El alto endeudamiento con la Nación, el moderado desarrollo productivo que lograron alcanzar la mayoría de las provincias y el mercado crediticio externo cerrado condena a los gobernadores a mantener una dependencia financiera directa de la Casa Rosada.
Otros factores como el peso del gasto salarial -por la estructural preponderancia del empleo público- también son determinantes para que el margen de maniobrabilidad económica de los jefes de estados provinciales se reduzca bastante.
Las economías locales crecieron por encima del 8% anual en siete de los últimos ocho años, pero los gobernadores de las provincias aún no lograron equilibrar la balanza entre ingresos y egresos de fondos debido a causas estructurales que deberán ir corrigiendo con el tiempo.
Las cajas provinciales destinan en promedio uno de cada dos pesos a salarios y además deben afrontar el financiamiento de la educación, la salud y la seguridad, mientras que las principales obras de infraestructura dependen de la firma presidencial.

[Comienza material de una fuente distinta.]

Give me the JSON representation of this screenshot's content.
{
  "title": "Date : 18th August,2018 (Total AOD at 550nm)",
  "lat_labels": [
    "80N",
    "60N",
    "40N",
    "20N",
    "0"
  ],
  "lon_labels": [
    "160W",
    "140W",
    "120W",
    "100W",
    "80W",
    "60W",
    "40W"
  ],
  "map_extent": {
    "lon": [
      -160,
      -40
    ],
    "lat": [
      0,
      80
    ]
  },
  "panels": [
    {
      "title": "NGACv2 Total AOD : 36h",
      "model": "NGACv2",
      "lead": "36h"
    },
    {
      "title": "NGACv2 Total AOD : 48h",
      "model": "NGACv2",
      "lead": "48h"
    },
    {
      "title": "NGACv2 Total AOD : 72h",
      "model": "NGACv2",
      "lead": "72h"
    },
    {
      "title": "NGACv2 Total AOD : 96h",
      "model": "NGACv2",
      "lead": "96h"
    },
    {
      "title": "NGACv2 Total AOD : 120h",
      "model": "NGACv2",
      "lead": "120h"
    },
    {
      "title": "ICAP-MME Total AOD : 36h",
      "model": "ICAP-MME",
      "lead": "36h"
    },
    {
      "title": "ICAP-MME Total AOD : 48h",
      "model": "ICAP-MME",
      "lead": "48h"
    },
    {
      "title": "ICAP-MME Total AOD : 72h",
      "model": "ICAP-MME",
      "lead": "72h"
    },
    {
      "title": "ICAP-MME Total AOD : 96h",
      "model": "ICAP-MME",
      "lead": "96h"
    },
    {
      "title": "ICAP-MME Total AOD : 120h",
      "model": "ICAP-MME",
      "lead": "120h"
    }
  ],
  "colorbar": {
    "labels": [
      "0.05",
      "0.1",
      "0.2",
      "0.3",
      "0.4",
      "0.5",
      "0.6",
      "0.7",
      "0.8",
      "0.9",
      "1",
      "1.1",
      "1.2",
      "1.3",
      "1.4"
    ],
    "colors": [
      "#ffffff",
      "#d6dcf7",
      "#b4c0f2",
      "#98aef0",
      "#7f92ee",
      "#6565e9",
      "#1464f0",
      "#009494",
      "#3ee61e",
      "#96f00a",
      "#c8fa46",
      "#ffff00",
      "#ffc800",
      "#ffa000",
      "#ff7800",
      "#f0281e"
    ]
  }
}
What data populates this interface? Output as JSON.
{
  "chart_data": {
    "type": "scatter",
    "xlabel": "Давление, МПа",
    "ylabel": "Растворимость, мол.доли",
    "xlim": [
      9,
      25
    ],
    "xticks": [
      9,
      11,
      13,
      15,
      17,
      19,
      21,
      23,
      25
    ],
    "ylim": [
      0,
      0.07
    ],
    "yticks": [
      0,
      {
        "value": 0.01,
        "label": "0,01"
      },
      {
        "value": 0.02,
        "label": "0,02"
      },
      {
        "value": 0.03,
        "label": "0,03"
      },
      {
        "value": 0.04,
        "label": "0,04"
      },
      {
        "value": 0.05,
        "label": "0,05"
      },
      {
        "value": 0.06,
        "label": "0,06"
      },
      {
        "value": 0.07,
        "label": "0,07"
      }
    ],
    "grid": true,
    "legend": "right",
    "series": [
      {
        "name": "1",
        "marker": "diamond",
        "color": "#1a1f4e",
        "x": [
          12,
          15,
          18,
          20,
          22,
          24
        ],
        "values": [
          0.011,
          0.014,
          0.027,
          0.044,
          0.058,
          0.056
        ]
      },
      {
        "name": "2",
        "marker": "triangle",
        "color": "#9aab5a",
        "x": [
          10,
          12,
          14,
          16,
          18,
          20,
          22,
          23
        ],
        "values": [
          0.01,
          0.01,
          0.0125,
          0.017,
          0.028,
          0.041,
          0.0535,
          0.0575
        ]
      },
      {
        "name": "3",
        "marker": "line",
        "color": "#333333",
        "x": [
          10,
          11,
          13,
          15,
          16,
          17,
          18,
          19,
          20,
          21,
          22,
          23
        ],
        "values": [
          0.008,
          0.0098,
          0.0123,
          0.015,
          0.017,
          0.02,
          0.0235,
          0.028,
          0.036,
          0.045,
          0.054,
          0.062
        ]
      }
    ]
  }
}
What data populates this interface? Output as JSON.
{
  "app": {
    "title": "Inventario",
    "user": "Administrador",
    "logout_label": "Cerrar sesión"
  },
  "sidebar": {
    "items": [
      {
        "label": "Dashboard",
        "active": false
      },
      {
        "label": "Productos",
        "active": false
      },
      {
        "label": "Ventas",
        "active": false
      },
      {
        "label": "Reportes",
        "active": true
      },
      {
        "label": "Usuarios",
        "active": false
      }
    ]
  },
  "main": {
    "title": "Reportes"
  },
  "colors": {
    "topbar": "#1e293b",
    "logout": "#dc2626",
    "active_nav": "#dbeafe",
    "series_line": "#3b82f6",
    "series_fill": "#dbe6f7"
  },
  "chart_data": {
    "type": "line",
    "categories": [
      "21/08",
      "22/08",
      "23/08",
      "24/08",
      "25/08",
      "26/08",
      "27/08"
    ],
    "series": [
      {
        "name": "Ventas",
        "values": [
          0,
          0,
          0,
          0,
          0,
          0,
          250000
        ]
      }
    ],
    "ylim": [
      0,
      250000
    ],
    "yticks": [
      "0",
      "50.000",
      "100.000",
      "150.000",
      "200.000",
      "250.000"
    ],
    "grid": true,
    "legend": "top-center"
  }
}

La colosal deuda de las 24 jurisdicciones alcanzó su nivel máximo de $ 100.356 millones en 2009, iguales al 8,8% del PBI nacional, y bajó con fuerza por el Programa Federal de Desendeudamiento (PFD) lanzado ese mismo año.
Dieciséis provincias reestructuraron su deuda -equivalente al 89% del total- hasta 2030, y tendrán que pagar $ 68.353 millones en 257 cuotas. El resto del pasivo corresponde a créditos tomados en organismos internacionales como el Banco Mundial y el BID y a bonos que permanecen en manos privadas.
El PFD significa una reducción del pasivo y ahorro por el diferimiento de plazos y disminución de intereses, pero los compromisos mensuales seguirán siendo elevados para las deficitarias cuentas provinciales.
Además, la Nación conservó la potestad de descontar de la coparticipación de impuestos los vencimientos mensuales si una jurisdicción se atrasa en los pagos, por lo que el ahogo o el alivio transitorio de un gobernador endeudado dependerá de la decisión política que resulte de Olivos.
Restricciones
Salir ahora al resquebrajado escenario financiero internacional a colocar un título está lejos de las posibilidades, sobre todo de las provincias más pequeñas, por las altas tasas y las puertas cerradas que mantiene la deuda en default de la Argentina con el Club de París. Colocar un bono o esperar el auxilio del Gobierno central, vía Aportes del Tesoro, tampoco son la salida dado que sólo profundizarían el pozo hacia futuro. A la hora de anotar los recursos "genuinos", los gobernadores dependen principalmente aún de los volátiles precios de los granos o de las regalías petroleras. Captar mayores inversiones, darle valor agregado sus economías e incrementar sustancialmente el empleo privado sumerge como la única salida para las provincias de cara a recortar la dependencia histórica que pesa en sus espaldas.